7. The Book: The World Was Silent When We Died
For the epilogue, he writes a poem, modeled after one of Okeoma’s poems. He calls it:
“WERE YOU SILENT WHEN WE DIED?”
Did you see photos in sixty-eight
Of children with their hair becoming rust:
Sickly patches nestled on those small heads,
Then falling off, like rotten leaves on dust?
Imagine children with arms like toothpicks,
With footballs for bellies and skin stretched thin.
It was kwashiorkor—difficult word,
A word that was not quite ugly enough, a sin.
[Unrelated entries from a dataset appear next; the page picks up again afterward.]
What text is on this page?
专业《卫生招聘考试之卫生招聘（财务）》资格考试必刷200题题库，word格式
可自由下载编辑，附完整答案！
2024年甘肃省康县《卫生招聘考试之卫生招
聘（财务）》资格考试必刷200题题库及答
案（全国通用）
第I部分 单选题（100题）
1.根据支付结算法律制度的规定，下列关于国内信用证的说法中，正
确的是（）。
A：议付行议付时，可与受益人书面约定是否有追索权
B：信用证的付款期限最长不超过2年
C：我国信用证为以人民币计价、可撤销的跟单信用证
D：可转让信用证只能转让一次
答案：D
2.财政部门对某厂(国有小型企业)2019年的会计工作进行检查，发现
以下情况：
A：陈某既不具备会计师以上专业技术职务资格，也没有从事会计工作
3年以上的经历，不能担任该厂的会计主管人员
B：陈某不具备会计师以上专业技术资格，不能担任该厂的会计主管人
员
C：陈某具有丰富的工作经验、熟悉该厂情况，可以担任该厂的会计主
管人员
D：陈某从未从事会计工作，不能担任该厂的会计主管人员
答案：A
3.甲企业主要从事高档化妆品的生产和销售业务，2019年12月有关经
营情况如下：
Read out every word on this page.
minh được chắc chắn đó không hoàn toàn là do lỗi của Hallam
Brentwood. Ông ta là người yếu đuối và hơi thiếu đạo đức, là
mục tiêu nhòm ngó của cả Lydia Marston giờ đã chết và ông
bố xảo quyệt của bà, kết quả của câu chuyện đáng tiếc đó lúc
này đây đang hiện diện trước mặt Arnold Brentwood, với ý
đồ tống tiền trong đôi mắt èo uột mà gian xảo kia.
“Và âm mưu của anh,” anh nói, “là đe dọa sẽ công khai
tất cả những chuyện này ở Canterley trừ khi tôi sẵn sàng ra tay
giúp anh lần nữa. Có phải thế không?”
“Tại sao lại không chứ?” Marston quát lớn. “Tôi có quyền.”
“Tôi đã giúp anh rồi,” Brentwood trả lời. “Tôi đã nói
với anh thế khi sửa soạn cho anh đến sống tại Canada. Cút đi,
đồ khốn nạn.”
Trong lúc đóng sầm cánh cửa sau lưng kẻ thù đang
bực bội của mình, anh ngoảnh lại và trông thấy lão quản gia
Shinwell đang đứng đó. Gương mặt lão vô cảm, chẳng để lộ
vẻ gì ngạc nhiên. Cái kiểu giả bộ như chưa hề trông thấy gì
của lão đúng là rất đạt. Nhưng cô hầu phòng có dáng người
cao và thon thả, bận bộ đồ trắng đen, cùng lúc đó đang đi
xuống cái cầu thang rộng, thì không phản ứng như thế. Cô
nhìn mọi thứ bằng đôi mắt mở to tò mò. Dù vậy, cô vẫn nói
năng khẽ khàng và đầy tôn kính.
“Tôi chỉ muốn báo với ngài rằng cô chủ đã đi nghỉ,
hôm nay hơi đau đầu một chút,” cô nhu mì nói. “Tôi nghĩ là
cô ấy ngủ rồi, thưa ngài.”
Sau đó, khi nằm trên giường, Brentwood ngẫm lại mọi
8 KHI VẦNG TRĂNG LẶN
You needn’t imagine. There were photos
Displayed in gloss-filled pages of your Life.
Did you see? Did you feel sorry briefly,
Then turn round to hold your lover or wife?
Their skin had turned the tawny of weak tea
And showed cobwebs of vein and brittle bone;
Naked children laughing, as if the man
Would not take photos and then leave, alone.
31
Olanna saw the four ragged soldiers carrying a corpse on their shoulders. Wild panic made her woozy. She stopped, certain it was Ugwu’s body, until the soldiers walked quickly, silently, past and she realized that the dead man was too tall to be Ugwu. His feet were cracked and caked in dried mud; he had fought without shoes. Olanna stared at the soldiers’ retreating backs and tried to calm her queasiness, to shrug off the foreboding that had fogged her mind for days.